The second passage is a story about the struggles of insects and plants that are transparently open to the trained gaze of the scientist. Further, the plant and insect become intentional actors in the drama: the plants act in their own defense, and things look a certain way to the insects; they are deceived by appearances as humans sometimes are.
This example tells us two things: first, texts (and language generally) are always connected to different worlds (here “nature as laboratory” versus “nature as open to the gaze”), different whos (here the experimenter/theoretician versus the careful observer of nature), and different whats (the professional contribution to science and the popularization of it). Second, such worlds (content), whos, and whats are licensed by specific socially and historically shaped practices representing the values and interests of distinctive groups of people. To be able to read (and to write) such worlds, whos, and whats requires one to understand such practices with their concomitant values and interests.

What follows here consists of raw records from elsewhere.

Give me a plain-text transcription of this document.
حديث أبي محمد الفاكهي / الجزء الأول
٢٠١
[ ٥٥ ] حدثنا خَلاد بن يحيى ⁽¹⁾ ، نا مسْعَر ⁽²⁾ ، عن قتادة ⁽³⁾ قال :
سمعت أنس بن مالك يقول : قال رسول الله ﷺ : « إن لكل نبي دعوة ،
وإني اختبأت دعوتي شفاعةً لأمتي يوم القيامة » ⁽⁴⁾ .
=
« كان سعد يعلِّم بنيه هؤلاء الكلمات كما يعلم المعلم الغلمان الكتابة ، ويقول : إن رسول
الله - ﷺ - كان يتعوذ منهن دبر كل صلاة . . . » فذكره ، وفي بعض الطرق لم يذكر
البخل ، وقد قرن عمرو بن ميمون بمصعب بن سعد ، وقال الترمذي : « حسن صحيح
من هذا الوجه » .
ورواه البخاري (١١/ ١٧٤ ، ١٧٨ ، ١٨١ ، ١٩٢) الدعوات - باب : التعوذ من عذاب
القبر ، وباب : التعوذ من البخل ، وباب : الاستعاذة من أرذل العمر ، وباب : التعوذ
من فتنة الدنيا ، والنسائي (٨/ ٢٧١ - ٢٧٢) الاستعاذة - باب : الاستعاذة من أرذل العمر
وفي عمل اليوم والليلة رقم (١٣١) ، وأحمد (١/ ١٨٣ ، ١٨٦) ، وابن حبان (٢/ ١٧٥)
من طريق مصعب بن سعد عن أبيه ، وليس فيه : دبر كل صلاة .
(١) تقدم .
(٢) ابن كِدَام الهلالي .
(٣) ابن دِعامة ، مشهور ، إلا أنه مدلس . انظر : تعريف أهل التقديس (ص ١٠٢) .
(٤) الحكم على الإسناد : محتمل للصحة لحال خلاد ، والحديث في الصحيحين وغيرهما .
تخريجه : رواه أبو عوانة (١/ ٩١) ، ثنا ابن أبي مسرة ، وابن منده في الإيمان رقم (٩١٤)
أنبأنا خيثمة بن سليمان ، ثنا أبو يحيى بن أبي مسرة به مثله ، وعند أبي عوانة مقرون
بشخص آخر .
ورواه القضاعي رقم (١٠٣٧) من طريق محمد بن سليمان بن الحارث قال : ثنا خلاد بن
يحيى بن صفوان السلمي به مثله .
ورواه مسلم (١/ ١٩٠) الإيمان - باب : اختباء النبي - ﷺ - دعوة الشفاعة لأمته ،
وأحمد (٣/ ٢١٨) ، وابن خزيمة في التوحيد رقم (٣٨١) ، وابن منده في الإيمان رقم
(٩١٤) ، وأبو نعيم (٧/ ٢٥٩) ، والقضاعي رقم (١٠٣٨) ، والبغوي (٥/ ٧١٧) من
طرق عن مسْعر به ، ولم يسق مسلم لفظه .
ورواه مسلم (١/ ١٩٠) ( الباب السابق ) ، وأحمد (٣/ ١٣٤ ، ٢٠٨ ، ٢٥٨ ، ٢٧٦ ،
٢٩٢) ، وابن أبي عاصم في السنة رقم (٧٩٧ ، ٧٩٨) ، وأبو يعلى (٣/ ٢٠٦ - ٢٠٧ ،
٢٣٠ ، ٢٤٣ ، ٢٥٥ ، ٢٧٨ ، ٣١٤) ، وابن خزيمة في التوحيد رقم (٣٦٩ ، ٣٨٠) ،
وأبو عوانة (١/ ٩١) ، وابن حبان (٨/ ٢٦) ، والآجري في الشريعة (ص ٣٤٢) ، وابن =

If we can use the term politics to mean any place where social interests and social goods are at stake, then all reading (and writing) is political in a quite straightforward sense (Fairclough, 1995; Gee, 1996).
In texts (and, indeed, in all social activity) particular patterns of world building, whos, and whats become recognizable as betokening a particular sociocultural group or community of practice. People (as speakers/listeners and as writers/readers) coordinate their words, deeds, values, and feelings with those of other people, as well as with the affordances of various spaces, objects, symbols, tools, and technologies to create a kind of socioculturally meaningful “dance” (Latour, 1991). A particular coordination becomes the dance of certain types of (but not all) biologists or gang members or “greens” or elementary school students or students of history or teachers or Native Americans or executives or lawyers, and so on and so forth through a nearly endless list.
I have elsewhere called these socioculturally meaningful dances (recognizable coordinations of people, places, objects, tools, technologies, and ways of speaking, listening, writing, reading, feeling, valuing, believing, etc.) “Discourses” with a capital D (“discourse” with a lowercase d just stands for language in use) (Gee, 1992, 1996). In terms of our example above, thanks to the workings of history, popular science is a somewhat different dance (though with some, but not all, of the same people, places, and tools) than “professional” science.
Implications
A Discourse-based, situated, and sociocultural view of literacy demands that we see reading (and writing and speaking) as not one thing, but many: many different socioculturally situated reading (writing, speaking) practices. It demands that we see meaning in the world and in texts as situated in learners' experiences -- experiences which, if they are to be useful, must give rise to midlevel situated meanings through which learners can recognize and act on the world in specific ways. At the same time, these experiences must be normed and scaffolded by masters and more advanced peers within a Discourse, and such norming and scaffolding must lead apprentices to build the “right” sorts of situated meanings based on shared experiences and shared cultural models. Minus the presence of masters of the Discourse, such norming and scaffolding is impossible. Such “sharing” is always, of course, ripe with ideological and power effects, and it leads us always to ask of any school-based Discourse, “In what sense is this Discourse 'authentic' -- that is, how and where does it relate to Discourses outside school (e.g., science, work, communities)?” In the end, “to read” is to be able to actively assemble situated meanings in one or more specific “literate” Discourses. There is no reading in general -- at least none that leads to thought and action in the world.